Zwey merkwürdige Erscheinungen verdanken wir dieser Periode: den Liebesbrief und die Liebesgeschichte, beyde in Prosa. In der ersten Gattung haben sich Philostrat, Alciphron und Aristänet ausgezeichnet. Ungeachtet ihrer Vorliebe für das Alterthum brechen doch die Sitten ihrer Zeit an unzähligen Stellen durch. Einige der Hauptideen, besonders die, daß die Entbehrung des unnennbaren Genusses die Begeisterung erhöhe, und die Verbindung dauerhafter mache; ferner die Sprache frostiger Schmeicheley, werden hier beynahe in der nehmlichen Gestalt wie im Mittelalter angetroffen.

Die griechischen Romane lassen sich auf drey Gattungen bringen. Die erste enthält wunderbare Geschichten der Standhaftigkeit und Treue bereits vermählter Liebenden.
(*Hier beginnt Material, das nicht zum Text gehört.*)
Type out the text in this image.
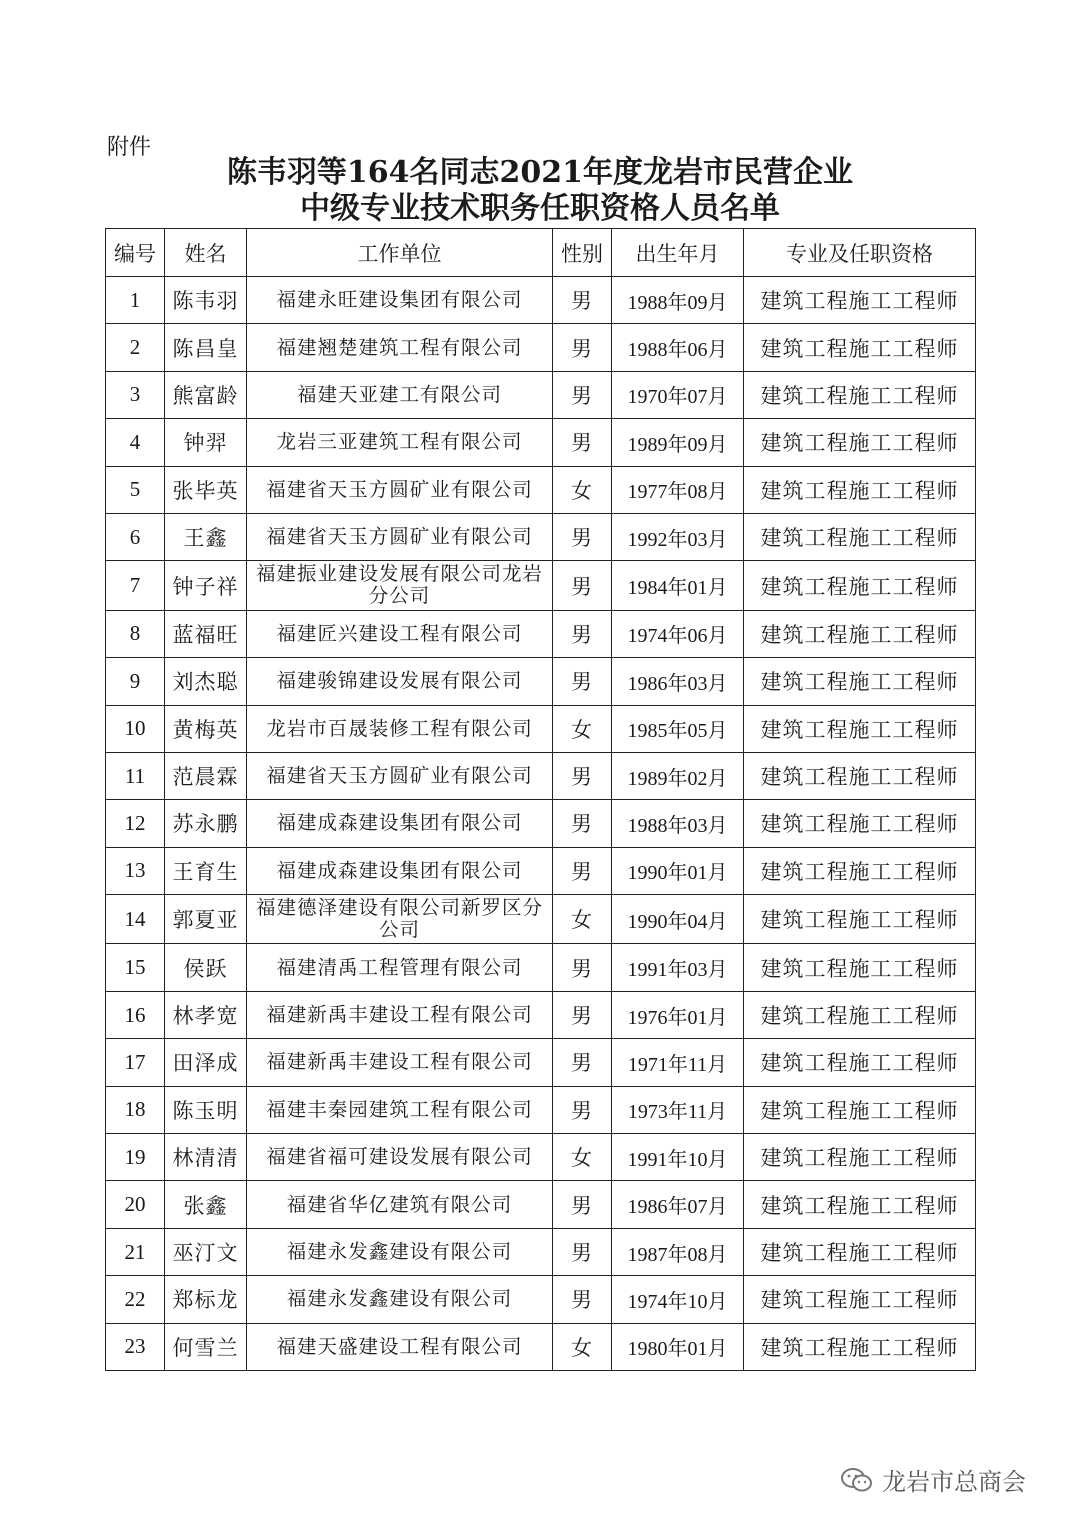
附件
陈韦羽等164名同志2021年度龙岩市民营企业
中级专业技术职务任职资格人员名单
编号	姓名	工作单位	性别	出生年月	专业及任职资格
1	陈韦羽	福建永旺建设集团有限公司	男	1988年09月	建筑工程施工工程师
2	陈昌皇	福建翘楚建筑工程有限公司	男	1988年06月	建筑工程施工工程师
3	熊富龄	福建天亚建工有限公司	男	1970年07月	建筑工程施工工程师
4	钟羿	龙岩三亚建筑工程有限公司	男	1989年09月	建筑工程施工工程师
5	张毕英	福建省天玉方圆矿业有限公司	女	1977年08月	建筑工程施工工程师
6	王鑫	福建省天玉方圆矿业有限公司	男	1992年03月	建筑工程施工工程师
7	钟子祥	福建振业建设发展有限公司龙岩分公司	男	1984年01月	建筑工程施工工程师
8	蓝福旺	福建匠兴建设工程有限公司	男	1974年06月	建筑工程施工工程师
9	刘杰聪	福建骏锦建设发展有限公司	男	1986年03月	建筑工程施工工程师
10	黄梅英	龙岩市百晟装修工程有限公司	女	1985年05月	建筑工程施工工程师
11	范晨霖	福建省天玉方圆矿业有限公司	男	1989年02月	建筑工程施工工程师
12	苏永鹏	福建成森建设集团有限公司	男	1988年03月	建筑工程施工工程师
13	王育生	福建成森建设集团有限公司	男	1990年01月	建筑工程施工工程师
14	郭夏亚	福建德泽建设有限公司新罗区分公司	女	1990年04月	建筑工程施工工程师
15	侯跃	福建清禹工程管理有限公司	男	1991年03月	建筑工程施工工程师
16	林孝宽	福建新禹丰建设工程有限公司	男	1976年01月	建筑工程施工工程师
17	田泽成	福建新禹丰建设工程有限公司	男	1971年11月	建筑工程施工工程师
18	陈玉明	福建丰秦园建筑工程有限公司	男	1973年11月	建筑工程施工工程师
19	林清清	福建省福可建设发展有限公司	女	1991年10月	建筑工程施工工程师
20	张鑫	福建省华亿建筑有限公司	男	1986年07月	建筑工程施工工程师
21	巫汀文	福建永发鑫建设有限公司	男	1987年08月	建筑工程施工工程师
22	郑标龙	福建永发鑫建设有限公司	男	1974年10月	建筑工程施工工程师
23	何雪兰	福建天盛建设工程有限公司	女	1980年01月	建筑工程施工工程师
龙岩市总商会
Die Charaktere dieser Personen sind thätig und einwirkend auf ihr Schicksal. Der Styl nähert sich dem Ernst der Geschichte. Sie sind wahrscheinlich Trauerspielen oder Pantomimen nachgebildet. Hieher gehören die Werke des Jamblichius, Chariton und Xenophon Ephesius.

Die zweyte Gattung setzt das Ziel der Intrigue in die Lösung des jungfräulichen Gürtels unter Sanktion der Gesetze, und das Interesse beruht auf der Ueberwindung der Schwierigkeiten, die sich der Ehe widersetzen. Die Idee, daß der Stand des Strebens und der Bewerbung glücklicher sey, als der des Besitzes, liegt dabey zum Grunde. Die Schwierigkeiten liegen aber nicht in dem Innern der handelnden Personen, sondern bloß in äußern Verhältnissen.